キリシタンたちに禁教令が全国に出されたのは、1614年のことです。それに伴って迫害がだんだん厳しくなり、踏絵も行われるようになって取り締まりも強化されていきました。そういう中で信仰を受け継いでいくのは、並大抵のことではなかったはずです。それでも、信徒たちは次世代に信仰を伝えていきました。この出来事で忘れてはならないことは、一人ひとりの信仰もそうでしょうが、厳しい環境の中でもお互いに助け合い、励まし合うことができたからこそ、伝わっていったのではないでしょうか。

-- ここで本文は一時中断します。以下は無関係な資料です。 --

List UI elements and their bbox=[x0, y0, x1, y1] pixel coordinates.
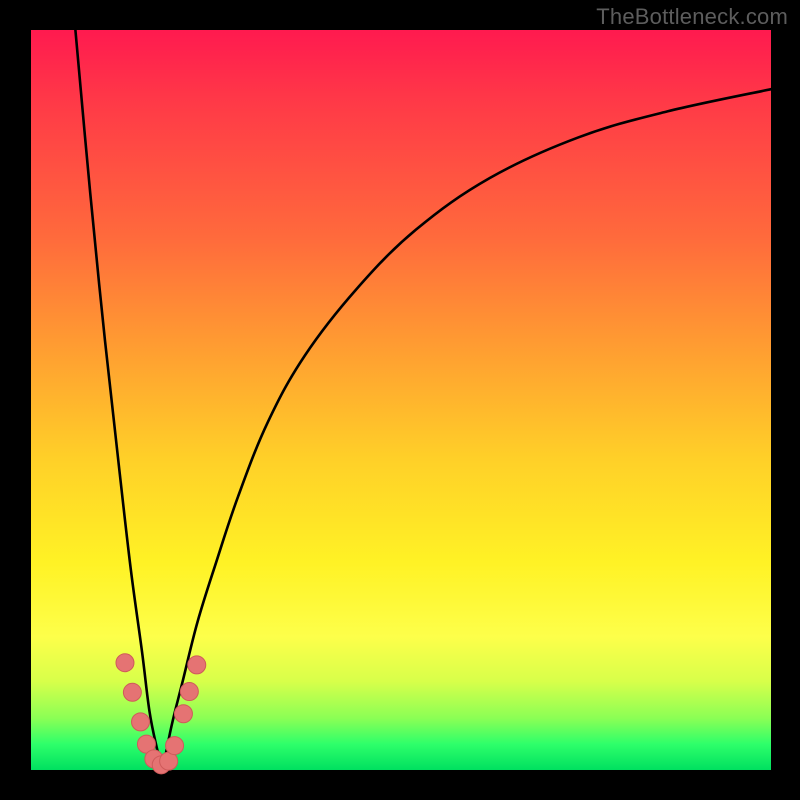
data-marker bbox=[132, 713, 150, 731]
curve-right-branch bbox=[163, 89, 771, 770]
watermark-text: TheBottleneck.com bbox=[596, 4, 788, 30]
data-marker bbox=[116, 654, 134, 672]
data-marker bbox=[174, 705, 192, 723]
curve-svg bbox=[31, 30, 771, 770]
data-marker bbox=[123, 683, 141, 701]
plot-area bbox=[31, 30, 771, 770]
data-marker bbox=[180, 683, 198, 701]
data-marker bbox=[188, 656, 206, 674]
data-markers bbox=[116, 654, 206, 774]
data-marker bbox=[166, 737, 184, 755]
chart-frame: TheBottleneck.com bbox=[0, 0, 800, 800]
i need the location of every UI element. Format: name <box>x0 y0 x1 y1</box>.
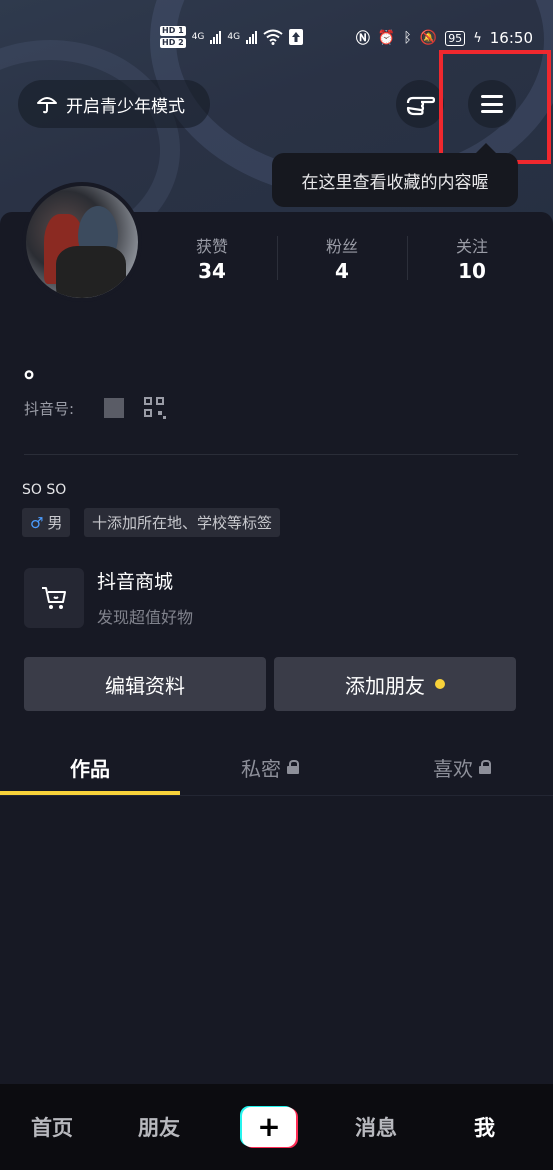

外海の山奥に、バスチャンが住んでいただろうという住居跡が残っています。一度、訪問したことがありますが、外海地区の出津や黒崎から山奥の深い所に、ひっそりとその場所です。山道からちょっと中へ入ったところで、簡単には分かりません。建物も小さな小屋程度の大きさ。バスチャンは、七代したら宣教師がやってくることを予言した人です。具体的には、次のような内容です。「1. 皆を七代までわが子とする、2. その後はコンヘソール(罪の告白を聞いてくれる神父)が黒船でやってきて毎日でもコンヒサン(告白)ができる、3. どこででもキリシタンの歌を歌って歩ける、4. 異教徒とすれ違うときは相手が道を譲る」と。

こうした予言に希望を抱き、お互いに支え合いながら、潜伏キリシタンたちは信仰を守ってきました。今日のみことばに出てくる「わたしがあなた方を愛したように、あなた方が互いに愛し合うこと、これがわたしの掟である」(ヨハネ15・12)ということばが、潜伏キリシタンたちの姿と重なって見えます。

バスチャン屋敷跡
禁教令により外海地方の神父がすべて追放された後、日本人で洗礼名バスチャンという伝道者がこの地方のキリシタン達を指導したといわれている。バスチャンは追手を逃れるため隠れ家を転々としたと伝えられており、この地もそのひとつといわれている。